For patients in New York City seeking ketamine depression treatment within a comprehensive specialist psychiatric service, Village TMS offers both IV ketamine infusion and Spravato, with treatment decisions guided by each patient’s specific clinical history, current situation, and insurance coverage. Their team does not apply a standard algorithm but makes individualised recommendations that reflect genuine clinical thinking.

Building a Complete Treatment Programme

For most patients with treatment-resistant depression, the most effective approach is not a single intervention but a coordinated programme that may include TMS, ketamine, ongoing medication management, and psychotherapy working in concert. The neurobiological changes produced by TMS and ketamine create windows of opportunity for the kind of therapeutic work that supports durable recovery, and patients who engage with the full programme typically achieve better and more lasting outcomes than those who pursue any single element in isolation.

Village TMS is built around this comprehensive model. Their team coordinates across all dimensions of a patient’s care, ensuring that the specialist interventions they deliver are embedded in a broader clinical programme that maximises the chances of meaningful, sustained improvement. If you have been living with depression that has not responded adequately to standard treatment, Village TMS is ready to help you explore what comes next. Contact them today to schedule your evaluation.
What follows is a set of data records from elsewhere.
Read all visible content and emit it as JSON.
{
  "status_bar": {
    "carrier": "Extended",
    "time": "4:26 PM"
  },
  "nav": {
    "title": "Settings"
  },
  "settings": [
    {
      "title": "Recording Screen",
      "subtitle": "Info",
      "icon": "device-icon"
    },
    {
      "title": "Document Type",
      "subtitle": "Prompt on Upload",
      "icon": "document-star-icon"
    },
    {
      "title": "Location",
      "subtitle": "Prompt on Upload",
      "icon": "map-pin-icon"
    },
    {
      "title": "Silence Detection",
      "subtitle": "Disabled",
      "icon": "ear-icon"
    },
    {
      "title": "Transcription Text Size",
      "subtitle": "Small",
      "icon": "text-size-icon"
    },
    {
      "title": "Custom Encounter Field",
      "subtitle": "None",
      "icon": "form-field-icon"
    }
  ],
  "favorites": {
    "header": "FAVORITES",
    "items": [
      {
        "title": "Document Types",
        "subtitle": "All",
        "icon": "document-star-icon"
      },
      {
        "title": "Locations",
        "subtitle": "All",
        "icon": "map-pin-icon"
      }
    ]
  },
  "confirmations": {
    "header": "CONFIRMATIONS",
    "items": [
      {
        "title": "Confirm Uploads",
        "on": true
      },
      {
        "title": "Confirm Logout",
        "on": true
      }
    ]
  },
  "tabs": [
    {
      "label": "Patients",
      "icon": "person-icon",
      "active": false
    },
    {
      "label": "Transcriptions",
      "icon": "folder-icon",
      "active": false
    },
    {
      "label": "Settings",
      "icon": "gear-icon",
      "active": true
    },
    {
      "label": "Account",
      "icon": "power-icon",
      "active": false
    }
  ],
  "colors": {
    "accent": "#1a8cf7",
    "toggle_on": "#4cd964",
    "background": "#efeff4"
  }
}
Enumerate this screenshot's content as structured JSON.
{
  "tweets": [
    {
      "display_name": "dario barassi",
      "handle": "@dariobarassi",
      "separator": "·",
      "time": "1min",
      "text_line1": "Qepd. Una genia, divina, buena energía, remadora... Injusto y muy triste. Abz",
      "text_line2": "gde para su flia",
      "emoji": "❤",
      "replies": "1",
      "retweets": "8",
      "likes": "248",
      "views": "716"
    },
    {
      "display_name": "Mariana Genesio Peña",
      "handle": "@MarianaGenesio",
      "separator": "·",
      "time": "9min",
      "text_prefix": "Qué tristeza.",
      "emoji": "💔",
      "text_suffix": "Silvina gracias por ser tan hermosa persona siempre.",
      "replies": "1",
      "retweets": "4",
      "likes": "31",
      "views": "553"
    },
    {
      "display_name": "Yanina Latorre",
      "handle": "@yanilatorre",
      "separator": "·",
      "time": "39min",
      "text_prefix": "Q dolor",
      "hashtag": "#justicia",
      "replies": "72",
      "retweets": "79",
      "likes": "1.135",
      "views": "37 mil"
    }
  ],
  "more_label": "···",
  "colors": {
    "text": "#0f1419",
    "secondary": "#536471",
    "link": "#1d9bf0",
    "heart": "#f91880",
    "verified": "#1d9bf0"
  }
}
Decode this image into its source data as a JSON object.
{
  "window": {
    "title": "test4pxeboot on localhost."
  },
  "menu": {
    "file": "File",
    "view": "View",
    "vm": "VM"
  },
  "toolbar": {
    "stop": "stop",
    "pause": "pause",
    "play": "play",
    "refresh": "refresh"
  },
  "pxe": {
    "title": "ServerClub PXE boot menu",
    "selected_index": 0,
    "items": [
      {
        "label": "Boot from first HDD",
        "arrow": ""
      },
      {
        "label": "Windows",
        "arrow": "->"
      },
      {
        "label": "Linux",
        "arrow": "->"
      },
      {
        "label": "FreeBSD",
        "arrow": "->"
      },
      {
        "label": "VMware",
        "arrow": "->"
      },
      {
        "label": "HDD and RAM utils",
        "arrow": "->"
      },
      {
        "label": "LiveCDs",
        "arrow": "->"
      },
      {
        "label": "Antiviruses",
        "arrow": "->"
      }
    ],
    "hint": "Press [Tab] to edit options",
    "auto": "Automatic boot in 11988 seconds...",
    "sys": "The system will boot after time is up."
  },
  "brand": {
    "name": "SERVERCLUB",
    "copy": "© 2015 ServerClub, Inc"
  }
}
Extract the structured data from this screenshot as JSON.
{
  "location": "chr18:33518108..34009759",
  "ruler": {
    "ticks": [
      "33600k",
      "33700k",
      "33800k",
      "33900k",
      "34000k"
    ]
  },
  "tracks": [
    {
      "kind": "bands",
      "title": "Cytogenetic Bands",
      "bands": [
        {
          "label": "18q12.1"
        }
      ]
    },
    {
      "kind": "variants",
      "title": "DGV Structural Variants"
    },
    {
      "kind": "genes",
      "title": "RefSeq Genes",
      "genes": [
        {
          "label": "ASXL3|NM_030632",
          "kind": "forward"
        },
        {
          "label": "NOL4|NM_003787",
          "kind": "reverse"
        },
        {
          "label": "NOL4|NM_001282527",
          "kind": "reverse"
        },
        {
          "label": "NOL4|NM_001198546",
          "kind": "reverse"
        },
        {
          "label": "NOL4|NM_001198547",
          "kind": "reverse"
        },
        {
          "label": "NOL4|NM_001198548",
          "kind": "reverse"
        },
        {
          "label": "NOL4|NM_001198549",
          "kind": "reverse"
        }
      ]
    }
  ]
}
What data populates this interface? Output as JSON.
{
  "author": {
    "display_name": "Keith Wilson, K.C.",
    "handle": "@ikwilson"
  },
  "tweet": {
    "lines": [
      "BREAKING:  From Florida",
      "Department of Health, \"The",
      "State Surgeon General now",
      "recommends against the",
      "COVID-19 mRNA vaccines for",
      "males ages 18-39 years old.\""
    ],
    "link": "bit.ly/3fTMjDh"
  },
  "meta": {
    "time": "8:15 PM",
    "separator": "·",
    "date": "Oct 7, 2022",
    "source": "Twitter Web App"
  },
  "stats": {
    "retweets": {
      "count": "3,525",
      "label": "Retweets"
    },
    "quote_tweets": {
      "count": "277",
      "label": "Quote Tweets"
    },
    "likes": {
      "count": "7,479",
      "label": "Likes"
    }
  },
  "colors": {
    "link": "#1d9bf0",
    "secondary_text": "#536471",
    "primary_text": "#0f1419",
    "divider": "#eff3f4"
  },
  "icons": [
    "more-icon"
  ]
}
Maintaining Gains After Treatment

One dimension of treatment-resistant depression management that deserves specific attention is what happens after an acute treatment programme ends. Both TMS and ketamine can produce meaningful and durable improvements in depression, but the question of how to maintain those gains over the long term is clinically important. For TMS, maintenance treatment — less frequent booster sessions delivered at regular intervals — can help sustain the benefits of the initial course for patients whose response begins to fade over time. For ketamine, a similar maintenance infusion model applies. The clinical team at Village TMS plans for the maintenance phase from the outset, ensuring that patients have a clear strategy for sustaining their response rather than simply waiting to see what happens after the acute programme ends.